Alongside the scientific and technological developments in the field of pre-natal testing, the area is affected by socio-political choices. In general, the historical trend in developed countries has been toward a greater availability of testing to all pregnant women, at as early a stage in pregnancy as possible. Funding decisions, naturally, play a part in this. At the time of writing, the UK NHS is considering whether to offer cffDNA testing to all pregnant women, at no additional cost – a notion that has raised debate among anti-abortion and pro-choice groups, and disability rights campaigners.
13.2 Some conditions may be diagnosed either pre-natally or neo-natally. Give appropriate examples to illustrate this point, highlighting the testing methods involved. What are the advantages and disadvantages of these approaches?
With the advent of modern pre-natal genetic testing methods, in theory, the genome of every foetus could be sequenced fully, and thus any and all genetic disease conditions and predispositions, revealed before birth. It is not, however, currently cost-effective to do this, and the ethical implications of such a choice, on a national level, would take much debate.
Let us consider, then, the current testing possibilities. Cystic fibrosis can be detected pre-natally from directly-sampled foetal DNA, or from cffDNA in maternal blood; such screening is generally offered only to families in which the parents are known to be carriers, and may be combined with assisted reproduction technologies. An advantage of this approach is that resources are focused on families that need it most, but a disadvantage is that cystic fibrosis may go undetected in other pregnancies. Many developed countries also screen for cystic fibrosis at birth, using an immunoassay to report immunoreactive trypsinogen levels in the newborn’s blood. The aim of such screening is to treat sufferers of the condition as quickly as possible, and thus optimise their prognosis.
Although modern therapies for cystic fibrosis can considerably extend life expectancy and health, they cannot eliminate all symptoms of the disease.
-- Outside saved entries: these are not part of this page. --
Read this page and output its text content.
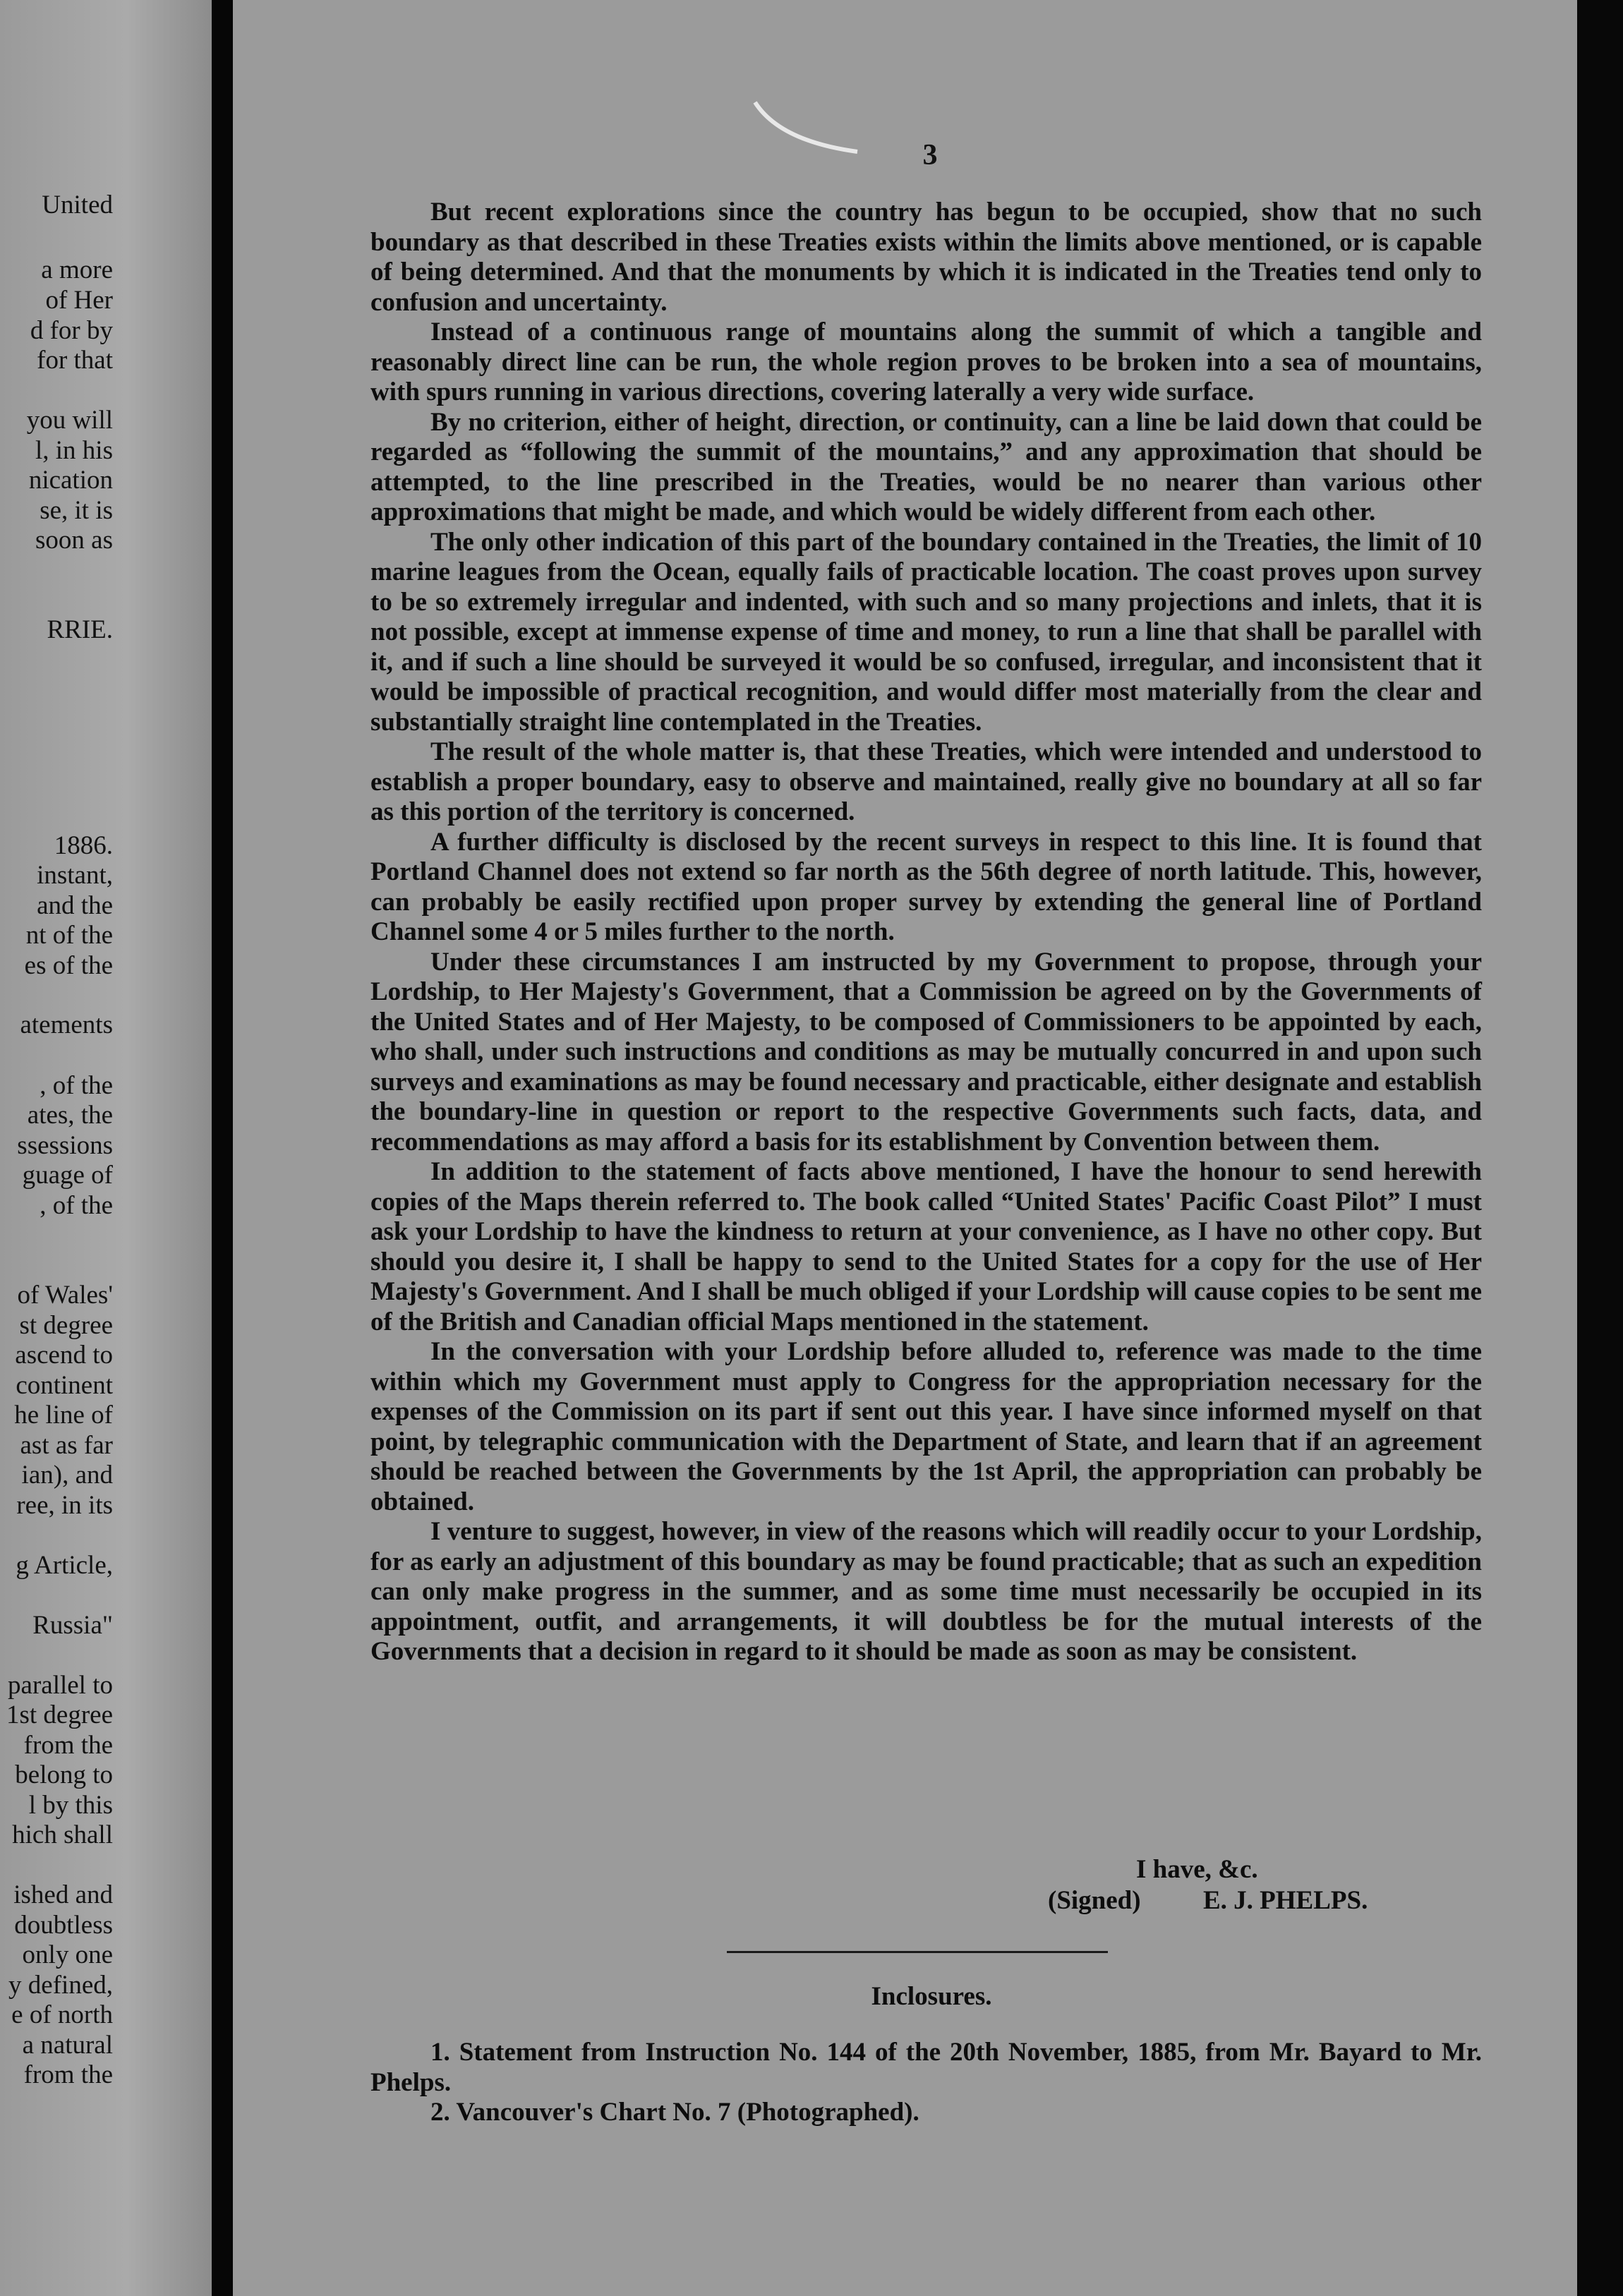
United
a more
of Her
d for by
for that
you will
l, in his
nication
se, it is
soon as
RRIE.
1886.
instant,
and the
nt of the
es of the
atements
, of the
ates, the
ssessions
guage of
, of the
of Wales'
st degree
ascend to
continent
he line of
ast as far
ian), and
ree, in its
g Article,
Russia"
parallel to
1st degree
from the
belong to
l by this
hich shall
ished and
doubtless
only one
y defined,
e of north
a natural
from the
3

But recent explorations since the country has begun to be occupied, show that no such boundary as that described in these Treaties exists within the limits above mentioned, or is capable of being determined. And that the monuments by which it is indicated in the Treaties tend only to confusion and uncertainty.

Instead of a continuous range of mountains along the summit of which a tangible and reasonably direct line can be run, the whole region proves to be broken into a sea of mountains, with spurs running in various directions, covering laterally a very wide surface.

By no criterion, either of height, direction, or continuity, can a line be laid down that could be regarded as “following the summit of the mountains,” and any approximation that should be attempted, to the line prescribed in the Treaties, would be no nearer than various other approximations that might be made, and which would be widely different from each other.

The only other indication of this part of the boundary contained in the Treaties, the limit of 10 marine leagues from the Ocean, equally fails of practicable location. The coast proves upon survey to be so extremely irregular and indented, with such and so many projections and inlets, that it is not possible, except at immense expense of time and money, to run a line that shall be parallel with it, and if such a line should be surveyed it would be so confused, irregular, and inconsistent that it would be impossible of practical recognition, and would differ most materially from the clear and substantially straight line contemplated in the Treaties.

The result of the whole matter is, that these Treaties, which were intended and understood to establish a proper boundary, easy to observe and maintained, really give no boundary at all so far as this portion of the territory is concerned.

A further difficulty is disclosed by the recent surveys in respect to this line. It is found that Portland Channel does not extend so far north as the 56th degree of north latitude. This, however, can probably be easily rectified upon proper survey by extending the general line of Portland Channel some 4 or 5 miles further to the north.

Under these circumstances I am instructed by my Government to propose, through your Lordship, to Her Majesty's Government, that a Commission be agreed on by the Governments of the United States and of Her Majesty, to be composed of Commissioners to be appointed by each, who shall, under such instructions and conditions as may be mutually concurred in and upon such surveys and examinations as may be found necessary and practicable, either designate and establish the boundary-line in question or report to the respective Governments such facts, data, and recommendations as may afford a basis for its establishment by Convention between them.

In addition to the statement of facts above mentioned, I have the honour to send herewith copies of the Maps therein referred to. The book called “United States' Pacific Coast Pilot” I must ask your Lordship to have the kindness to return at your convenience, as I have no other copy. But should you desire it, I shall be happy to send to the United States for a copy for the use of Her Majesty's Government. And I shall be much obliged if your Lordship will cause copies to be sent me of the British and Canadian official Maps mentioned in the statement.

In the conversation with your Lordship before alluded to, reference was made to the time within which my Government must apply to Congress for the appropriation necessary for the expenses of the Commission on its part if sent out this year. I have since informed myself on that point, by telegraphic communication with the Department of State, and learn that if an agreement should be reached between the Governments by the 1st April, the appropriation can probably be obtained.

I venture to suggest, however, in view of the reasons which will readily occur to your Lordship, for as early an adjustment of this boundary as may be found practicable; that as such an expedition can only make progress in the summer, and as some time must necessarily be occupied in its appointment, outfit, and arrangements, it will doubtless be for the mutual interests of the Governments that a decision in regard to it should be made as soon as may be consistent.

I have, &c.
(Signed) E. J. PHELPS.
Inclosures.

1. Statement from Instruction No. 144 of the 20th November, 1885, from Mr. Bayard to Mr. Phelps.

2. Vancouver's Chart No. 7 (Photographed).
This is in contrast to treatments for other neo-natally-screened disorders, for which prompt and lifelong treatment can restore excellent health and normal life expectancy. For example, mass-spectrometry measurements of amino-acid and fatty-acid levels in infant blood can be used to diagnose a range of metabolic diseases, including phenylketonuria and maple syrup urine disease. Also, detection of low levels of thyroid hormones by immunoassay in the neo-natal period can lead directly to hormonal supplementation, thus eliminating the symptoms of congenital hypothyroidism. One could argue that neo-natal screening for such disorders is more appropriate than pre-natal screening, owing to the existence of these effective treatments.
In ethical terms, the advantages and disadvantages of pre-natal and neo-natal testing are very much informed by individual views and beliefs. Although some pre-natal testing is done with a mind to prepare as well as possible for the arrival of a disabled child, it is implicit in many pre-natal testing schemes that a pregnant woman will be offered the option of an abortion, should the test detect an abnormality. Some, who would prefer not to have a child suffering from a genetic condition or developmental disorder, consider this choice an advantage, whereas diagnosis at birth would be considered ‘too late’. Others feel that the purposeful termination of any pregnancy is undesirable.